Endoluminal therapy in the post-thrombotic phase of deep vein thrombosis

If you have lower extremity DVT, you must first choose a vascular surgeon in a regular hospital. Ultrasound or deep venography of the deep veins of the lower limbs and CT of the iliac veins should be done, and if the ultrasound reveals that the deep veins of the lower limbs have been completely recanalized, CT of the iliac veins should be done to find out the patency of the iliac veins. If the iliac veins are also excluded from occlusion and stenosis, and the patient has varicose veins and ulcers in the calves, the superficial veins of the lower limbs and the traffic branches can be dissected. If only the iliac vein is occluded and the deep veins of the lower extremity are well recanalized, then an interventional opening of the iliac vein can be performed. If ultrasound of the deep veins of the lower extremity or CT of the iliac veins suggests that the deep veins are still obstructed, conservative treatment is first considered.
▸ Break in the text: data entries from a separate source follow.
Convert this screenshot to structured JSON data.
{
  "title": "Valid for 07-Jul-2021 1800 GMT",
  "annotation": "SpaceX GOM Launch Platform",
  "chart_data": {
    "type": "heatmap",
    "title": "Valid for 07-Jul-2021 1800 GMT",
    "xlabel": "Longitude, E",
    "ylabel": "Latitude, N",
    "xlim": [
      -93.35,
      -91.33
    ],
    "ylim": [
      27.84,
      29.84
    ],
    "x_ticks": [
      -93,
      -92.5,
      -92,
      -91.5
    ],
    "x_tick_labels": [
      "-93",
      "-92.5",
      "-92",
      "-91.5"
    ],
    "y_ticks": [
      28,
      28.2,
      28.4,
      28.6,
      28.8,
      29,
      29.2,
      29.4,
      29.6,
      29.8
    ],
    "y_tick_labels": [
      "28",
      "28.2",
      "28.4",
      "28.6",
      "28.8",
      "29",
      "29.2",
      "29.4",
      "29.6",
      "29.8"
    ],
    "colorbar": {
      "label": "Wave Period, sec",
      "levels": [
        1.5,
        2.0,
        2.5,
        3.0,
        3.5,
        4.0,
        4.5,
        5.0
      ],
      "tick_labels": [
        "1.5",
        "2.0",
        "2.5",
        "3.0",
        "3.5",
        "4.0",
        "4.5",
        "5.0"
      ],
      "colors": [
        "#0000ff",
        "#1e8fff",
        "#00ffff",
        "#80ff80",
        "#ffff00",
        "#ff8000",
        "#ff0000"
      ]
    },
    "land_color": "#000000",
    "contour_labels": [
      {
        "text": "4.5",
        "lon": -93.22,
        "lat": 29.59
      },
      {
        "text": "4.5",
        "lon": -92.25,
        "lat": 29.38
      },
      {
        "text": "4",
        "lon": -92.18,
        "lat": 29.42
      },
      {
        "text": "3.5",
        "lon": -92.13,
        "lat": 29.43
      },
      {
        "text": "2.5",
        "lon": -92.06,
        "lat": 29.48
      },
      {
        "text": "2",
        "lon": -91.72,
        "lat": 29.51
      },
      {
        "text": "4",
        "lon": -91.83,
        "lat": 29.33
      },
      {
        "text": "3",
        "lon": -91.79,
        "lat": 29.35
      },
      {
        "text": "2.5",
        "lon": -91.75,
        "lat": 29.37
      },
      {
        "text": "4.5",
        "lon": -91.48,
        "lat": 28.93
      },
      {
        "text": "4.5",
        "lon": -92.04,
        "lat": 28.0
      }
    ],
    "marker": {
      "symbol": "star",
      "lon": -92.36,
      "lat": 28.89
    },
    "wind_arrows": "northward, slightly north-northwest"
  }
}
Conservative treatment methods include: 1, compression therapy; 2, drug therapy. Compression therapy is more effective than drug therapy. If the degree of femoral vein recanalization is good, while the iliac vein is narrow and the clinical symptoms are obvious, interventional therapy can be considered. With the progress of interventional technology and materials, the interventional procedure to unblock the iliac vein has been further applied in Europe and America in the last 5 years. 5-year patency rate has been significantly improved. Vascular surgery has also accumulated a lot of clinical experience in the interventional treatment of DVT sequelae and achieved good results. Generally, interventional surgery can be considered in the following cases: 1, high degree of recanalization of veins below the femoral vein; 2, severe stenosis or occlusion of iliac vein segments; 3, swelling and nutritional changes in the lower extremity calves (darkening of the skin, ulcers, etc.). The advantage of interventional surgery is that the venous blood flow is restored and the result is quick. However, the cost is high and the patency rate needs to be improved.